Not all data sources support all comparators, thus it is likely only a subset of the above comparators will be available to choose from.
Value The value to be compared.
Limit Number Limits the number of rows that are loaded from file.
Joins Name Array data is loaded as though it were a table in its own right and thus must be joined to the other incoming data. These joins are LEFT OUTER by default but may be specified here by selecting an Array name.
Type The Join type specifies how the join is to be performed.
INNER – Performs an SQL Inner Join.
LEFT OUTER – Performs an SQL Left Outer Join. (Default)
Create/Replace Select Create - the default option, creates a new table. This will generate an error if a table with the same name already exists, but will never destroy existing data.
Create if not exists - This will only create a new table if a table of the same name does not already exist.
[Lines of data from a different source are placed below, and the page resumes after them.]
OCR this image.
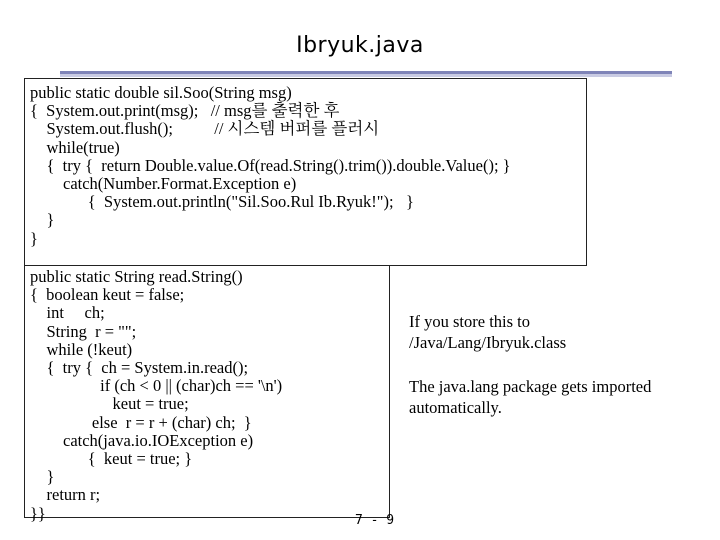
Ibryuk.java
public static double sil.Soo(String msg)
{  System.out.print(msg);   // msg를 출력한 후
System.out.flush();          // 시스템 버퍼를 플러시
while(true)
{  try {  return Double.value.Of(read.String().trim()).double.Value(); }
catch(Number.Format.Exception e)
{  System.out.println("Sil.Soo.Rul Ib.Ryuk!");   }
}
}
public static String read.String()
{  boolean keut = false;
int     ch;
String  r = "";
while (!keut)
{  try {  ch = System.in.read();
if (ch < 0 || (char)ch == '\n')
keut = true;
else  r = r + (char) ch;  }
catch(java.io.IOException e)
{  keut = true; }
}
return r;
}}

If you store this to
/Java/Lang/Ibryuk.class

The java.lang package gets imported
automatically.

7 - 9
It will not destroy existing data.
If the schema of the existing table does not match the schema defined in this component, no attempt is made to fix or correct it, which could lead to errors later in the job if you did not expect an existing table to exist, or to have a different schema to the one defined in this component.
Replace - This drops any existing table of the same name, and then creates a new table. This guarantees that after the component succeeds the table matches the schema defined in this component, however any existing data in an existing table will be lost.
Note: Since other database objects may depends upon this table,
drop ... cascade
is used which may actually remove many other database objects.
Distribution Style Select Even - the default option, distribute rows around the Redshift Cluster evenly.
All - copy rows to all nodes in the Redshift Cluster.
Key - distribute rows around the Redshift cluster according to the value of a key column.
Table-distribution is critical to good performance - see the Amazon Redshift documentation for more information.
Sort Key Select This is optional, and specifies the columns from the input that should be set as the table's sort-key.
Sort-keys are critical to good performance - see the Amazon Redshift documentation for more information.
Primary Key Select Optionally select one or more columns to be designated as primary keys in the target table. Columns fit for this purpose should contain data that is unique between records and should not contain Null values.
Backup Table Select Specify whether the created table is to be included in automated and manual cluster snapshots. The BACKUP NO setting has no effect on automatic replication of data to other nodes within the cluster, so tables with BACKUP NO specified are restored in a node failure. The default is BACKUP YES.